How the evolution of data centres is shaping their monitoring needs
By Sebastian Krueger, Vice President for Asia Pacific at Paessler
Tuesday, 01 November, 2022
Digital transformation journeys were once considered a multi-year evolution, but now they have been dramatically compressed due to the urgency caused by the COVID pandemic. Demand for data centres in Asia Pacific has skyrocketed due to the widespread adoption of digital communication tools in the cloud and eCommerce. Our hunger for all aspects of data and the need for reliable data centres is growing exponentially.
The last two or more years have shown us that data centres have become the essential infrastructure many businesses now depend on. With organisations continuing to work remotely and many migrating to the cloud, data centre companies and managed service providers (MSPs) have had to respond to the increased demand and adapt how they deliver their services, so their customers can stay agile and connected 24/7.
With the ongoing growth of public cloud solutions, organisations in this region are reimagining their data centre requirements and are breaking out of the traditional four walls. Gartner predicts that by 2025, 40 percent of newly procured premises-based computing and storage will be consumed as a service via MSPs and service providers, up from less than ten per cent in 2021.
According to Gartner’s recent report — How to Evolve Your Physical Data Centre to a Modern Operating Model, as enterprise infrastructure moves toward cloud-distributed application delivery, the data centre itself is being transformed. Infrastructure decision-makers must transition to a hybrid model mindset, that enables speed and scale, where the presence of an on-premise data centre is no longer the primary driver for IT infrastructure decisions.
Constant monitoring of data centres
Data centres are inherently highly operational and maintenance-focused. They require constant monitoring; to manage assets, equipment, maintenance, capacity and so on. Having remote monitoring in place will ensure that efficiencies can be measured and systems optimised on an ongoing basis, particularly as capacity demands change.
Remote monitoring and management of hybrid data centres will become essential to maintaining business as usual for many organisations. Deploying thousands of sensors across a hybrid data centre environment will help to understand the assets’ condition and monitor the systems’ temperature or degradation.
The growth of MSPs
We’ve seen an increase in smaller data centres being established in Asia Pacific by MSPs for their clients.
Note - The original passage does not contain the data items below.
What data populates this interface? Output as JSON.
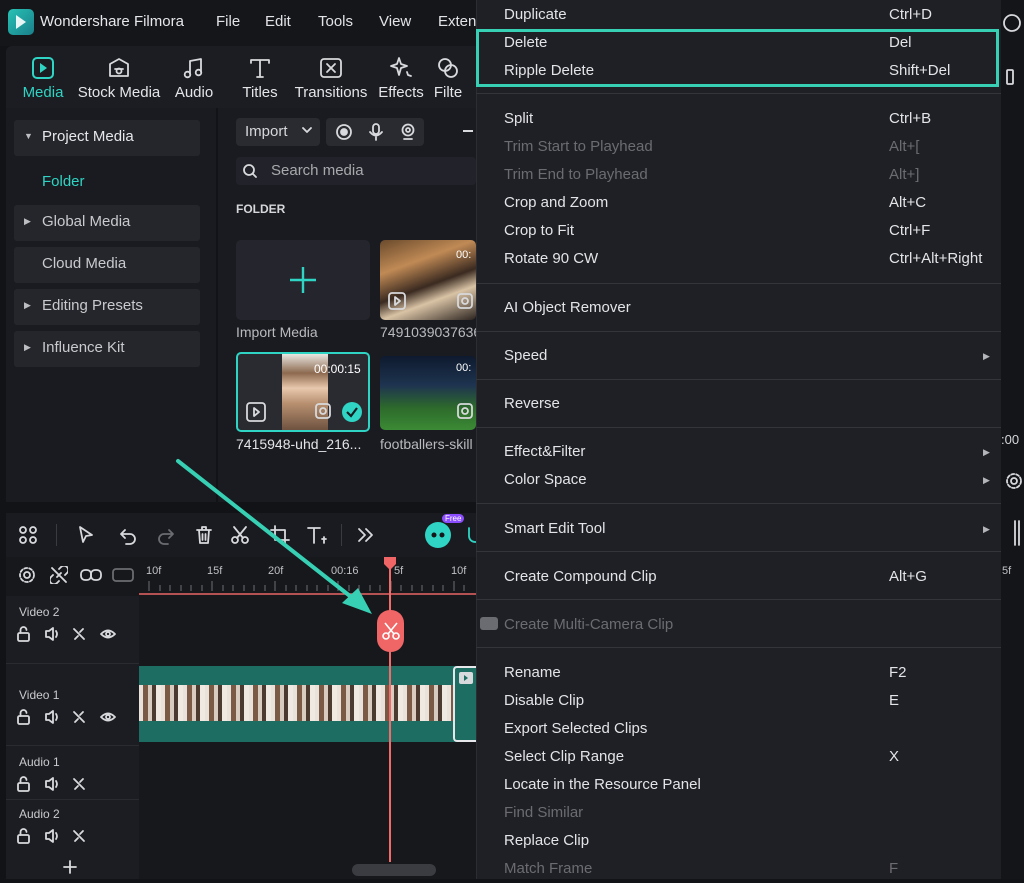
{
  "app": {
    "name": "Wondershare Filmora"
  },
  "menubar": [
    "File",
    "Edit",
    "Tools",
    "View",
    "Exten"
  ],
  "toolbar": {
    "tabs": [
      {
        "label": "Media",
        "icon": "media-icon",
        "active": true
      },
      {
        "label": "Stock Media",
        "icon": "stock-media-icon"
      },
      {
        "label": "Audio",
        "icon": "music-note-icon"
      },
      {
        "label": "Titles",
        "icon": "title-T-icon"
      },
      {
        "label": "Transitions",
        "icon": "transition-icon"
      },
      {
        "label": "Effects",
        "icon": "sparkle-icon"
      },
      {
        "label": "Filte",
        "icon": "filter-icon"
      }
    ]
  },
  "sidebar": {
    "items": [
      {
        "label": "Project Media",
        "expanded": true
      },
      {
        "label": "Folder",
        "selected": true
      },
      {
        "label": "Global Media"
      },
      {
        "label": "Cloud Media"
      },
      {
        "label": "Editing Presets"
      },
      {
        "label": "Influence Kit"
      }
    ]
  },
  "media": {
    "import_label": "Import",
    "search_placeholder": "Search media",
    "section_title": "FOLDER",
    "items": [
      {
        "label": "Import Media"
      },
      {
        "label": "7491039037636",
        "duration": "00:"
      },
      {
        "label": "7415948-uhd_216...",
        "duration": "00:00:15",
        "selected": true
      },
      {
        "label": "footballers-skill",
        "duration": "00:"
      }
    ]
  },
  "timeline": {
    "ruler_labels": [
      "10f",
      "15f",
      "20f",
      "00:16",
      "5f",
      "10f"
    ],
    "tracks": [
      {
        "name": "Video 2"
      },
      {
        "name": "Video 1"
      },
      {
        "name": "Audio 1"
      },
      {
        "name": "Audio 2"
      }
    ],
    "ai_badge": "Free"
  },
  "context_menu": {
    "items": [
      {
        "label": "Duplicate",
        "shortcut": "Ctrl+D"
      },
      {
        "label": "Delete",
        "shortcut": "Del"
      },
      {
        "label": "Ripple Delete",
        "shortcut": "Shift+Del"
      },
      {
        "label": "Split",
        "shortcut": "Ctrl+B"
      },
      {
        "label": "Trim Start to Playhead",
        "shortcut": "Alt+[",
        "disabled": true
      },
      {
        "label": "Trim End to Playhead",
        "shortcut": "Alt+]",
        "disabled": true
      },
      {
        "label": "Crop and Zoom",
        "shortcut": "Alt+C"
      },
      {
        "label": "Crop to Fit",
        "shortcut": "Ctrl+F"
      },
      {
        "label": "Rotate 90 CW",
        "shortcut": "Ctrl+Alt+Right"
      },
      {
        "label": "AI Object Remover",
        "shortcut": ""
      },
      {
        "label": "Speed",
        "shortcut": "",
        "submenu": true
      },
      {
        "label": "Reverse",
        "shortcut": ""
      },
      {
        "label": "Effect&Filter",
        "shortcut": "",
        "submenu": true
      },
      {
        "label": "Color Space",
        "shortcut": "",
        "submenu": true
      },
      {
        "label": "Smart Edit Tool",
        "shortcut": "",
        "submenu": true
      },
      {
        "label": "Create Compound Clip",
        "shortcut": "Alt+G"
      },
      {
        "label": "Create Multi-Camera Clip",
        "shortcut": "",
        "disabled": true
      },
      {
        "label": "Rename",
        "shortcut": "F2"
      },
      {
        "label": "Disable Clip",
        "shortcut": "E"
      },
      {
        "label": "Export Selected Clips",
        "shortcut": ""
      },
      {
        "label": "Select Clip Range",
        "shortcut": "X"
      },
      {
        "label": "Locate in the Resource Panel",
        "shortcut": ""
      },
      {
        "label": "Find Similar",
        "shortcut": "",
        "disabled": true
      },
      {
        "label": "Replace Clip",
        "shortcut": ""
      },
      {
        "label": "Match Frame",
        "shortcut": "F",
        "disabled": true
      }
    ]
  },
  "right_edge": {
    "time_fragment": ":00"
  },
  "colors": {
    "accent": "#2fd4c4",
    "highlight": "#37d0b4",
    "playhead": "#f06565"
  }
}
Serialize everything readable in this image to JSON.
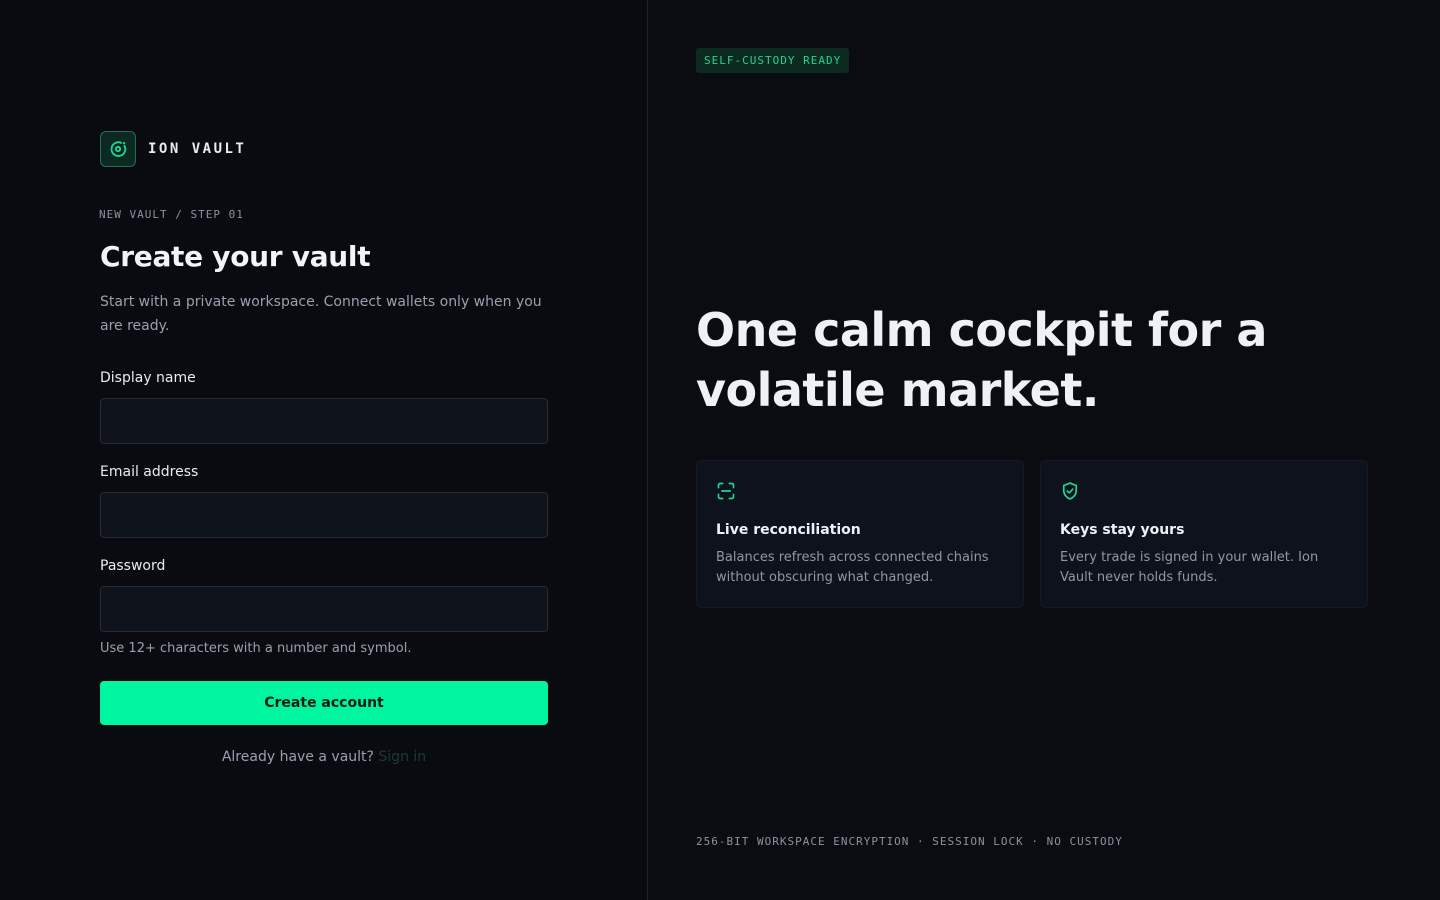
{
  "brand": {
    "name": "ION VAULT",
    "logo_icon": "orbit-icon",
    "accent": "#00f5a0"
  },
  "form": {
    "step": "NEW VAULT / STEP 01",
    "title": "Create your vault",
    "subtitle": "Start with a private workspace. Connect wallets only when you are ready.",
    "fields": [
      {
        "label": "Display name",
        "value": "",
        "placeholder": ""
      },
      {
        "label": "Email address",
        "value": "",
        "placeholder": ""
      },
      {
        "label": "Password",
        "value": "",
        "placeholder": ""
      }
    ],
    "password_hint": "Use 12+ characters with a number and symbol.",
    "submit_label": "Create account",
    "signin_prompt": "Already have a vault?",
    "signin_link": "Sign in"
  },
  "promo": {
    "badge": "SELF-CUSTODY READY",
    "headline": "One calm cockpit for a volatile market.",
    "cards": [
      {
        "icon": "scan-icon",
        "title": "Live reconciliation",
        "text": "Balances refresh across connected chains without obscuring what changed."
      },
      {
        "icon": "shield-check-icon",
        "title": "Keys stay yours",
        "text": "Every trade is signed in your wallet. Ion Vault never holds funds."
      }
    ],
    "footer": "256-BIT WORKSPACE ENCRYPTION · SESSION LOCK · NO CUSTODY"
  }
}
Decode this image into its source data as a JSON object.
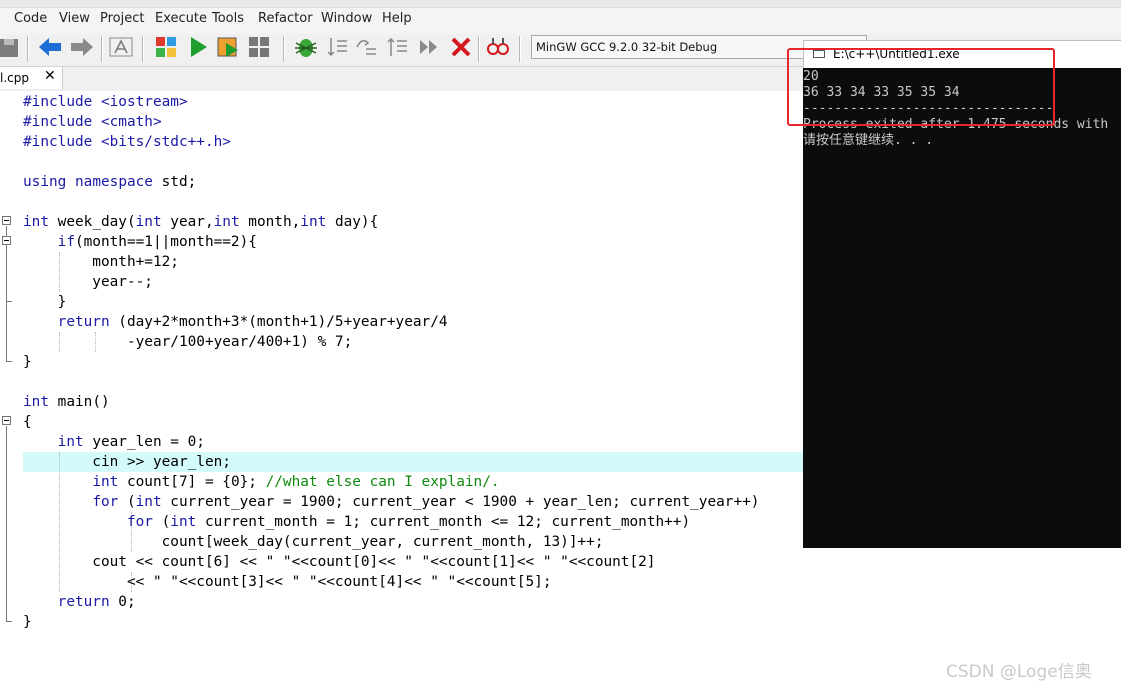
{
  "menu": [
    "Code",
    "View",
    "Project",
    "Execute",
    "Tools",
    "Refactor",
    "Window",
    "Help"
  ],
  "toolbar": {
    "compiler": "MinGW GCC 9.2.0 32-bit Debug",
    "icons": [
      "save-icon",
      "back-arrow-icon",
      "forward-arrow-icon",
      "format-source-icon",
      "compile-icon",
      "run-icon",
      "compile-run-icon",
      "rebuild-all-icon",
      "debug-icon",
      "step-into-icon",
      "step-over-icon",
      "step-out-icon",
      "continue-icon",
      "stop-icon",
      "profile-icon"
    ]
  },
  "tab": {
    "label": "l.cpp",
    "close": "✕"
  },
  "editor": {
    "highlight_line": 19,
    "lines": [
      "#include <iostream>",
      "#include <cmath>",
      "#include <bits/stdc++.h>",
      "",
      "using namespace std;",
      "",
      "int week_day(int year,int month,int day){",
      "    if(month==1||month==2){",
      "        month+=12;",
      "        year--;",
      "    }",
      "    return (day+2*month+3*(month+1)/5+year+year/4",
      "            -year/100+year/400+1) % 7;",
      "}",
      "",
      "int main()",
      "{",
      "    int year_len = 0;",
      "        cin >> year_len;",
      "        int count[7] = {0}; //what else can I explain/.",
      "        for (int current_year = 1900; current_year < 1900 + year_len; current_year++)",
      "            for (int current_month = 1; current_month <= 12; current_month++)",
      "                count[week_day(current_year, current_month, 13)]++;",
      "        cout << count[6] << \" \"<<count[0]<< \" \"<<count[1]<< \" \"<<count[2]",
      "            << \" \"<<count[3]<< \" \"<<count[4]<< \" \"<<count[5];",
      "    return 0;",
      "}"
    ]
  },
  "console": {
    "title": "E:\\c++\\Untitled1.exe",
    "lines": [
      "20",
      "36 33 34 33 35 35 34",
      "--------------------------------",
      "Process exited after 1.475 seconds with",
      "请按任意键继续. . ."
    ]
  },
  "watermark": "CSDN @Loge信奥"
}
This has driven the need to monitor these facilities in terms of whether the technical equipment is functioning at optimal levels and how any physical aspects could impact their performance, such as humidity, heat and vibration.
This is where our hosted monitoring system comes in, as this can ensure that all of the technical equipment, such as the racks of servers, as well as the cooling systems, are functioning as they should be with sensors deployed across an entire data centre environment that will send alerts if anything needs attention.
The data centre power quandary
Our hunger for all aspects of data and the need for data centres is growing daily. However, the region’s data centres are using more and more power as we build larger and larger facilities to satisfy the exploding demand.
The question is, will the extraordinary growth in data centres, with their ever-increasing power demands, soon outweigh the global capacity to supply their electricity? Or will more governments, like Singapore, put limits on the number of new data centres permitted due to the need to reduce carbon emissions?
This will be further fuelled as those in the world who aren’t yet connected, become connected. We use data centres every day for gaming, streaming, financial services and online shopping, all of which drive this need for new data streams, services and infrastructure.
The take-out
I think we can all agree that data centres are at the heart of every IT infrastructure and are mission-critical in every organisation. As time goes on, data centre complexity keeps increasing and should a data centre fail, businesses are often left inoperable.
Monitoring a hybrid data centre environment is essential to avoid any downtime as it will proactively detect problems before they affect customers and help organisations provide a better quality experience to their clients.